Preservation of early African-American cinema only began recently, and without
the kinds of studio vaults and private archives that routinely saved even B
films from the past, many of the films remain incomplete. Body and Soul
(1925), the first feature to star Paul Robeson, is missing the entire first reel
which establishes the fact that Robeson is playing identical twins (a good man
who pretty much disappears for much of the film, and a crook who disguises
himself as a priest to swindle his brother’s small southern town
congregation). Even more frustrating is the climax of The Symbol of the
Unconquered (1920), the story of African American homesteaders in the West
that was partially inspired by Micheaux’s own experiences. As the Ku Klux Klan
gathers to drive a former soldier off his land and defile a single young black
woman living alone in the wilderness, the intertitles describe a missing scene
where the soldier drives off the horsemen with bricks! The earliest of the
Micheaux features presented is the 1920 Within Our Gates, his second
film, a heartfelt plea for education and a portrait of racism in the South
punctuated with a horrifying lynch-mob scene. Sincere and passionate, the
earnest film was not a great success when first released and Micheaux turned to
more traditional genres to pull in audiences, folding his themes into crime
melodramas and adventures, but decades later his passion overcomes his narrative
bumpiness and technical limitations and the horrors of racism are communicated
with startling clarity. It remains his most gripping film. A selection of
Michaeux’s sound films also played at the Ruffo, along with the documentary Midnight
Ramble (1994). Michaeux wasn’t the only African-American
director of the silent years, but he was the most prolific. Sadly, only these
three films survive from his silent era output, but Pordenone 2001 also
featured works by Roy Calneck (Ten Nights in a Barroom, 1926, an
all-black cast version of a popular temperance play), Frank Perugini (The
Scar of Shame, 1929, a social drama about skin color and class within the
African-American community), and Richard D. Maurice (Eleven P.M., 1929).

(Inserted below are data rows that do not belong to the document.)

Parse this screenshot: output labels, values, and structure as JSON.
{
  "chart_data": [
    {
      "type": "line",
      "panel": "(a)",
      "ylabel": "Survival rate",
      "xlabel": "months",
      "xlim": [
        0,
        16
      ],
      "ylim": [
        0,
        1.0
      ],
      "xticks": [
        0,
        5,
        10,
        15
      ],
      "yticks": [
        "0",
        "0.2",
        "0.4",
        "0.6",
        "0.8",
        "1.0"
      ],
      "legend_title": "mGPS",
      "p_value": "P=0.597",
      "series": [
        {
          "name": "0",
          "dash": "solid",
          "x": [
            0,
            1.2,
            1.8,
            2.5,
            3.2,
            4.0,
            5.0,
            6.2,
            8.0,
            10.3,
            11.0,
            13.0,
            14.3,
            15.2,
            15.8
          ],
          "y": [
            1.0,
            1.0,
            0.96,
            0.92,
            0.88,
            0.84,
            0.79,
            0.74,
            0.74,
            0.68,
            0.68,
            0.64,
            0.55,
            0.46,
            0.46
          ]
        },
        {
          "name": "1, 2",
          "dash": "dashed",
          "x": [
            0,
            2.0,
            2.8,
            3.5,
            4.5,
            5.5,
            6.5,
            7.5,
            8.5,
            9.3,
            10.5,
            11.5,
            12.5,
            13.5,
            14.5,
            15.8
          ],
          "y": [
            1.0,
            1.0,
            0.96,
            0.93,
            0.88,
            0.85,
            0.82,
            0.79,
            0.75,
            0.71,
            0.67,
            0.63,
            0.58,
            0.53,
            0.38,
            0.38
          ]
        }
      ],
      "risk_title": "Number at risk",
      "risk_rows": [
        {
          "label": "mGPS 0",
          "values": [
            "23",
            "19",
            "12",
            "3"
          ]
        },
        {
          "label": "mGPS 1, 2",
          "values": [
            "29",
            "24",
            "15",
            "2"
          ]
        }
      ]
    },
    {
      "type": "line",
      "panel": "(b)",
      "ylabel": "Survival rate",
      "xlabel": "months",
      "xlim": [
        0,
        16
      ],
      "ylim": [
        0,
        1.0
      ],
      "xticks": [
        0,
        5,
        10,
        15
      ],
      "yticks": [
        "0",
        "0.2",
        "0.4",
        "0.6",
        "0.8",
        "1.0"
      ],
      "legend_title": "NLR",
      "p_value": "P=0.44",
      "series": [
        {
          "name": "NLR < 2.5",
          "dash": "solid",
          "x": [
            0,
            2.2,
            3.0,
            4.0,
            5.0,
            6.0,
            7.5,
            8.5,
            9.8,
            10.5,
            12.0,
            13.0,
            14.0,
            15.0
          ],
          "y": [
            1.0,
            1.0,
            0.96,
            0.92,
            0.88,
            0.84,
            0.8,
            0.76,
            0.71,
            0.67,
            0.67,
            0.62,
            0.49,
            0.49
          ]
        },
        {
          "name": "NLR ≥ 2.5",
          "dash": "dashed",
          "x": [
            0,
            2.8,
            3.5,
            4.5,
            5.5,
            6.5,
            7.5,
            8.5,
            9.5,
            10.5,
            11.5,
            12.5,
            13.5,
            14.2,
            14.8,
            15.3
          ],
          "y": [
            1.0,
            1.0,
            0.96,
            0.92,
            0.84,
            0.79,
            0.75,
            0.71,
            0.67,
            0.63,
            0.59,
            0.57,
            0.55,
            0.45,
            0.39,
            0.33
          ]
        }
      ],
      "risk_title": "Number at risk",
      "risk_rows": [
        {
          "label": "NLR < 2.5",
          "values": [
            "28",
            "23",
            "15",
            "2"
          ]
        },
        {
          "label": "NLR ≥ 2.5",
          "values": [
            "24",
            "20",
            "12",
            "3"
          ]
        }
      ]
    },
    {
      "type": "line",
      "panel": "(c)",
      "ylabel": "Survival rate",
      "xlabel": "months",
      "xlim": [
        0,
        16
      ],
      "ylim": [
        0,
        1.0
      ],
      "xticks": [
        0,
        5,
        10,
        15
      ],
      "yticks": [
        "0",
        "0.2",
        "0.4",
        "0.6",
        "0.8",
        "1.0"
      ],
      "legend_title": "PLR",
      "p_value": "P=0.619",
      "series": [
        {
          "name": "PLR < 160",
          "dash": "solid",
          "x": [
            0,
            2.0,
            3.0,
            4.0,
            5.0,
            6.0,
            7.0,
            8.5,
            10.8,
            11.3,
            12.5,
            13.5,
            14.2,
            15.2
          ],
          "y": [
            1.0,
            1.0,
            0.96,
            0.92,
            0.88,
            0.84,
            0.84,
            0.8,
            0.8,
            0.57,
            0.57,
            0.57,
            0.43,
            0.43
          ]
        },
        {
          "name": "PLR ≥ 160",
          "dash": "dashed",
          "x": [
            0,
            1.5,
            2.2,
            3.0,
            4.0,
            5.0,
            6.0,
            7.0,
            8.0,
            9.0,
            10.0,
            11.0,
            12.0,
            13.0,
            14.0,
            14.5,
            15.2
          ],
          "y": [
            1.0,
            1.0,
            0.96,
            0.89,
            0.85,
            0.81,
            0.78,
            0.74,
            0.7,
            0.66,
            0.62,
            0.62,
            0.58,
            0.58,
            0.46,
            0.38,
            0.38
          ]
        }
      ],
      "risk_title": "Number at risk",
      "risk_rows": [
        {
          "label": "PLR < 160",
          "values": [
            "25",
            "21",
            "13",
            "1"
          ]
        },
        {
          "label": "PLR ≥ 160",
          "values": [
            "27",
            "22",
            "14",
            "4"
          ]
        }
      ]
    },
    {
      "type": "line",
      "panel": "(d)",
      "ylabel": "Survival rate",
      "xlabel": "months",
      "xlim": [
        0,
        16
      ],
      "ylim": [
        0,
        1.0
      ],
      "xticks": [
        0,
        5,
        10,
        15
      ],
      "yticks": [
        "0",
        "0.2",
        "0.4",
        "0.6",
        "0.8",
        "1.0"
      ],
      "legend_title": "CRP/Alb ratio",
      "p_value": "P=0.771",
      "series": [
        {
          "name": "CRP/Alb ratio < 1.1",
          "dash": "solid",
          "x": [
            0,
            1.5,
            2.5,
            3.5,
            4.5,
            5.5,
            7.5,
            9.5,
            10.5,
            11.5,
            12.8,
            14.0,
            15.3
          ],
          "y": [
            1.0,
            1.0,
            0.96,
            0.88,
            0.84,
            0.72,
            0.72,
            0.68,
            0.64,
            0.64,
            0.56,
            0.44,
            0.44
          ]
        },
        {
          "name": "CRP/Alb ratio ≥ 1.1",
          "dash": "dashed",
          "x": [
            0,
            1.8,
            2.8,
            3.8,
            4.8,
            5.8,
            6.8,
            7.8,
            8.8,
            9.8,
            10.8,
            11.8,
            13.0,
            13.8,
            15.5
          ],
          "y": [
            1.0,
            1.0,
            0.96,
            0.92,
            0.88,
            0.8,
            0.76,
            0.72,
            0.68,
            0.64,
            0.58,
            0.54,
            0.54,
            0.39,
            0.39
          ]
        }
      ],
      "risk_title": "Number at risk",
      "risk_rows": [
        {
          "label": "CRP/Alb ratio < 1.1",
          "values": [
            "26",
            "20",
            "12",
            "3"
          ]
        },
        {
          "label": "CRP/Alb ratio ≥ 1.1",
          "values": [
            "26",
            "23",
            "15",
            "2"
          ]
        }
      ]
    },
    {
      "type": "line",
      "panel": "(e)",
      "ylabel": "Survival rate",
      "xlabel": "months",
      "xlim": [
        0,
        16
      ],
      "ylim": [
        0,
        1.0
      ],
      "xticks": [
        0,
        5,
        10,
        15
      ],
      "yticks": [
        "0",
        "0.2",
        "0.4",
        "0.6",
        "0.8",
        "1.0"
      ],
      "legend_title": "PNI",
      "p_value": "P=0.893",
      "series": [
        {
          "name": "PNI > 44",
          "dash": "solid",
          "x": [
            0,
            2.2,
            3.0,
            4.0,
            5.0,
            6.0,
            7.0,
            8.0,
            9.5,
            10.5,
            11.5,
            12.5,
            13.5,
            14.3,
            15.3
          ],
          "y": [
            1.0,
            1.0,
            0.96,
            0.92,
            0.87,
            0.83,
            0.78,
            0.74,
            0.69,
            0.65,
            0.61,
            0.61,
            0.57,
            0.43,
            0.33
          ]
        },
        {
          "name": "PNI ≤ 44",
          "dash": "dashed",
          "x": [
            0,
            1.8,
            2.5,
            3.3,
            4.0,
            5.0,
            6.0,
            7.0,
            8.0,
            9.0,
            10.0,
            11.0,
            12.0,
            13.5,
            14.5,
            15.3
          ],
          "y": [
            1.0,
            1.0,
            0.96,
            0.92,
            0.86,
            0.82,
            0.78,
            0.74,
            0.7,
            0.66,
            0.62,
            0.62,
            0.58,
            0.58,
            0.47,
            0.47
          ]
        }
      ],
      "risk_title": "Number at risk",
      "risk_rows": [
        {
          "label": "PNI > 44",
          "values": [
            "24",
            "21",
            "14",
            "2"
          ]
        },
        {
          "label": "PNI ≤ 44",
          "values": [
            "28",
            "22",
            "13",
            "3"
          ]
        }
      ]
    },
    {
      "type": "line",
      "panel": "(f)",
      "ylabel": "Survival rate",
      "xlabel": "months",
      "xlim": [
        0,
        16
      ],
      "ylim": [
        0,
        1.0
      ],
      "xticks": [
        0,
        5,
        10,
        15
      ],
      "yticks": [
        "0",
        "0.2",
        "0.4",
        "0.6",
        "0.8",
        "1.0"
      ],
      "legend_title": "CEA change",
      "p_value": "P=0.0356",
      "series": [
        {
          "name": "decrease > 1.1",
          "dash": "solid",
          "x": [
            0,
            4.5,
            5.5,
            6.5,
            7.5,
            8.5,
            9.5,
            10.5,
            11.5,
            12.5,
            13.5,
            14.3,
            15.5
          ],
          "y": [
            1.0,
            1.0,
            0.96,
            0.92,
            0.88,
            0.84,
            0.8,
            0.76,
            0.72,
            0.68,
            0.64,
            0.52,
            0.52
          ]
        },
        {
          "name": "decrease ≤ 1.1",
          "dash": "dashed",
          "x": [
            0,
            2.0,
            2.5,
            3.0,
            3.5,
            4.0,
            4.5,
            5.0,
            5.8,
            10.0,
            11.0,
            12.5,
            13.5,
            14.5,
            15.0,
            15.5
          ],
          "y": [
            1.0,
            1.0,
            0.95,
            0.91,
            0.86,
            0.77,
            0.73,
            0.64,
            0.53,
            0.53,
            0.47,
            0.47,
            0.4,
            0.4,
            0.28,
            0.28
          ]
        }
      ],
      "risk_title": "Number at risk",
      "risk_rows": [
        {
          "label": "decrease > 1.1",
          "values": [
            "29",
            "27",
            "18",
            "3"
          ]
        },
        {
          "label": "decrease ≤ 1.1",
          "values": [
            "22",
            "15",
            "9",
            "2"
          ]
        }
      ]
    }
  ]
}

To my great frustration the timing of this last film (it played on the morning
of Napoleon and I had a train to catch) prevented me from seeing it to
the conclusion, but what I saw was invigorating and inventive. In addition, Pordenone 2001 offered a sketch of
early “race” cinema directed by whites and starring early African-American
stars (such as the hilarious Bert Williams in A Natural Born Gambler,
1916) and the first feature length version of Uncle Tom’s Cabin (1914),
which is also notable for the performance of singer/songwriter/actor Sam Lucas
as Tom, very likely the first African American to play a lead role in an
American film. A Pictorial View of Idlewild (1927) is a
twenty-five-minute documentary portrait of the summer vacation spot in Michigan
that catered specifically to the black middle and upper classes of the mid-west.